En la madrugada despierto confusa hasta que me asomo a la
ventana, para reubicarme, mientras él duerme. No lo miro, pero podría
dibujar su silueta, su modo de viajar entre sueños, a la perfección, con mi
dedo amoroso en el cristal empañado de noche. Respiro pájaros antes de
encontrarme con la luna. Hoy es apenas un gajo, una lasca de luz en el cielo.
Pero al mirarla no puedo evitar pensar en todas las lunas del cuerpo de
Auguste, dormido en otra cama, al lado de otra mujer. O, quizás, confrontando
su insomnio con la noche, desde otra ventana de esta misma ciudad.
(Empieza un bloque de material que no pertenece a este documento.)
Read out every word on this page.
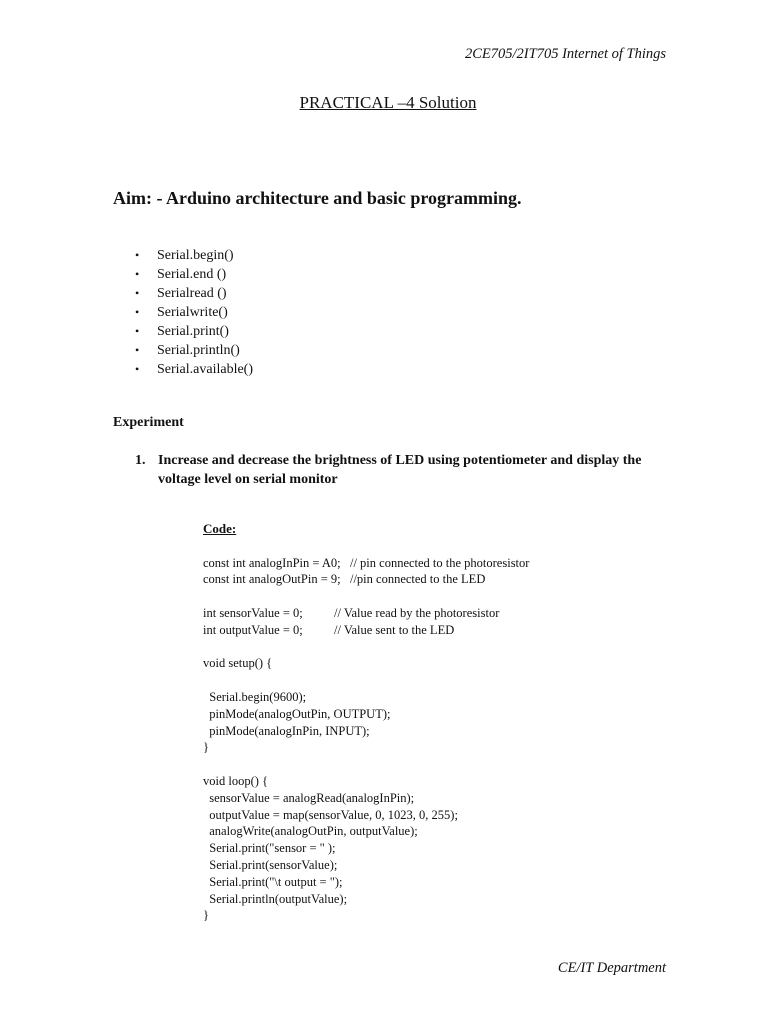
2CE705/2IT705 Internet of Things
PRACTICAL –4 Solution
Aim: - Arduino architecture and basic programming.
• Serial.begin()
• Serial.end ()
• Serialread ()
• Serialwrite()
• Serial.print()
• Serial.println()
• Serial.available()
Experiment
1. Increase and decrease the brightness of LED using potentiometer and display the voltage level on serial monitor
Code:
const int analogInPin = A0;   // pin connected to the photoresistor
const int analogOutPin = 9;   //pin connected to the LED
int sensorValue = 0;          // Value read by the photoresistor
int outputValue = 0;          // Value sent to the LED
void setup() {
Serial.begin(9600);
pinMode(analogOutPin, OUTPUT);
pinMode(analogInPin, INPUT);
}
void loop() {
sensorValue = analogRead(analogInPin);
outputValue = map(sensorValue, 0, 1023, 0, 255);
analogWrite(analogOutPin, outputValue);
Serial.print("sensor = " );
Serial.print(sensorValue);
Serial.print("\t output = ");
Serial.println(outputValue);
}
CE/IT Department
A lo mejor,
en este preciso momento, la luna aúna nuestras miradas. Y entonces,
contemplándola, sería como si nos contempláramos el uno al otro, con la evidencia
incontestable de los amantes en la distancia. Ahora quisiera subirme al
alfeizar, y comenzar a aullar. Proclamar a los durmientes este amor que hiende
el cielo de estrellas. ¿Qué mundo es este en el que las personas no son libres
de gritar su amor? El odio sí. El odio es “proclamable”, y en su nombre ondean
altas las banderas. Y al pensar en esto
siento como mi cuerpo supura pequeños odios lacerantes. Sin duda, el odio
engendra odio. Por lo que trato de regresar a mi pensamiento anterior, aquel
que versaba sobre las lunas del cuerpo de Auguste. Sus menguantes, sus
crecientes, sus plenilunios. Ser el cielo en donde todas brillen a un tiempo.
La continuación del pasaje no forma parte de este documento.